The main opposition party organised the seminar on ‘rise of militancy’ as part of its series of anti-government programmes marking the four-year of the four-party alliance government. A former principal of the Foreign Service Academy, Mohiuddin Ahmed, said the Awami League was ready to accept any sort of interference of external forces in eliminating the fundamentalist militants in Bangladesh. ‘If needed, we are ready to accept any sort of interference of external forces to resist fundamentalists,’ Mohiuddin, also the special guest at the seminar, said. Echoing Mohiuddin Ahmed, AL central leader Professor Abu Sayeed said if the government could welcome external agencies to probe incidents like grenade attacks on an AL rally and on the British high commissioner in Dhaka, why the AL should not welcome external forces in resisting militants.

Asked whether the Awami League supports the US invasion on Iraq and Afghanistan in the name of eliminating militants, Mohiuddin Ahmed said they supported invasion on Afghanistan as the US had taken mandate from the United Nations for it.

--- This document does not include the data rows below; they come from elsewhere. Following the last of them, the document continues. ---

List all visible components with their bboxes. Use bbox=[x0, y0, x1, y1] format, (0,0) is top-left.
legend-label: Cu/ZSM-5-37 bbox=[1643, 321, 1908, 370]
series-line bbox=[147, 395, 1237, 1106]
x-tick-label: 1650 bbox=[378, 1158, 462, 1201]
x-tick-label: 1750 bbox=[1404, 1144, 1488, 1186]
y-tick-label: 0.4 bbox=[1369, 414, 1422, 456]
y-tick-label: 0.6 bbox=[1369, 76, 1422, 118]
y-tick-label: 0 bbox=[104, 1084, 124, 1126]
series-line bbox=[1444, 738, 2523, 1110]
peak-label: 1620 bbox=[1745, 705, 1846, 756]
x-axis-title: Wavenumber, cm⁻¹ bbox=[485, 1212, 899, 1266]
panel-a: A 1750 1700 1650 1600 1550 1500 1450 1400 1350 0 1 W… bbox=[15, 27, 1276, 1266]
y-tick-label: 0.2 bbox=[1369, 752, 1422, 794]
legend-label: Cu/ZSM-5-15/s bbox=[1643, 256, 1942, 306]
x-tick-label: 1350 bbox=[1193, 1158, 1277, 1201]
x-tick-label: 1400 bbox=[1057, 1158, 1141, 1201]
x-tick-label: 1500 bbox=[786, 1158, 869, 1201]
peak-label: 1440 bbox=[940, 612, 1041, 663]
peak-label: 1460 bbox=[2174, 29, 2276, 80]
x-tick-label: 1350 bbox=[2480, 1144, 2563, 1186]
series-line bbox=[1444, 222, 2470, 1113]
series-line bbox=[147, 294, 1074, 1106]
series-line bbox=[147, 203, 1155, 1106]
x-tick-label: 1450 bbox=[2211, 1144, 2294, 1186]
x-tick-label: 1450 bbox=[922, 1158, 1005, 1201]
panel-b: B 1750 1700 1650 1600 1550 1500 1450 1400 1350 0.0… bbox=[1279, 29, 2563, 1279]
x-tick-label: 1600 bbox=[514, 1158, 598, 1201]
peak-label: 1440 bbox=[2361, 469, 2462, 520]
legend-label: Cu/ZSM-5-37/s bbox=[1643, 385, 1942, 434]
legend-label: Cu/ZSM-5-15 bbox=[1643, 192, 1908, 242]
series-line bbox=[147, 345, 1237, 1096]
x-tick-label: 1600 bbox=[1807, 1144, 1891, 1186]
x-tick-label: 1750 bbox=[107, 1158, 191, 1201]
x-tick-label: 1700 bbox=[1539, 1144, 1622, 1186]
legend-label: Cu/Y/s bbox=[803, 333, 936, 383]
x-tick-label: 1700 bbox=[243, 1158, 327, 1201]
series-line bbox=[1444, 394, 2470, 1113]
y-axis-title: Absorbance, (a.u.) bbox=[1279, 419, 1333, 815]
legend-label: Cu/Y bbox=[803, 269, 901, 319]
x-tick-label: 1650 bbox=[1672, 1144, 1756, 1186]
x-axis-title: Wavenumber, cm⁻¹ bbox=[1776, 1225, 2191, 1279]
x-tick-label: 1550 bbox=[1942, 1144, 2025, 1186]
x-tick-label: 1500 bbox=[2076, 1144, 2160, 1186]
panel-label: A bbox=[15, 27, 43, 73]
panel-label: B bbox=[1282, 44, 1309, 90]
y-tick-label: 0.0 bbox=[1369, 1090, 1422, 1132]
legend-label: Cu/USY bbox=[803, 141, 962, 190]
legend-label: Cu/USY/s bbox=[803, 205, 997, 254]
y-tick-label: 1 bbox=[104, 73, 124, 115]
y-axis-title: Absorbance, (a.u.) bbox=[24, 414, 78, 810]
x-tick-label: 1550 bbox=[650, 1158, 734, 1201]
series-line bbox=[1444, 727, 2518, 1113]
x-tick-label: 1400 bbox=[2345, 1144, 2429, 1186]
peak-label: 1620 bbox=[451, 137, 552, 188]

AL joint secretary Obaidul Kader, executive president of Jatiya Samajtantrik Dal, Moinuddin Khan Badal, and AL leader Akhtaruzzaman also addressed the seminar held at the Dhaka reporters Unity. They said fundamentalist militants were now in aggressive mood in the country with direct patronisation of the BNP-Jamaat alliance government. Terming Jamaat-e-Islami Bangladesh and its student front, Islami Chhatra Shibir, militant, they demanded immediate ban of all militant groups active in the country. Abu Sayeed, who was the state minister for information of the past Awami League government, said Jamaat and Shibir were providing arms training to the militants through 7,000 madrassahs in the country.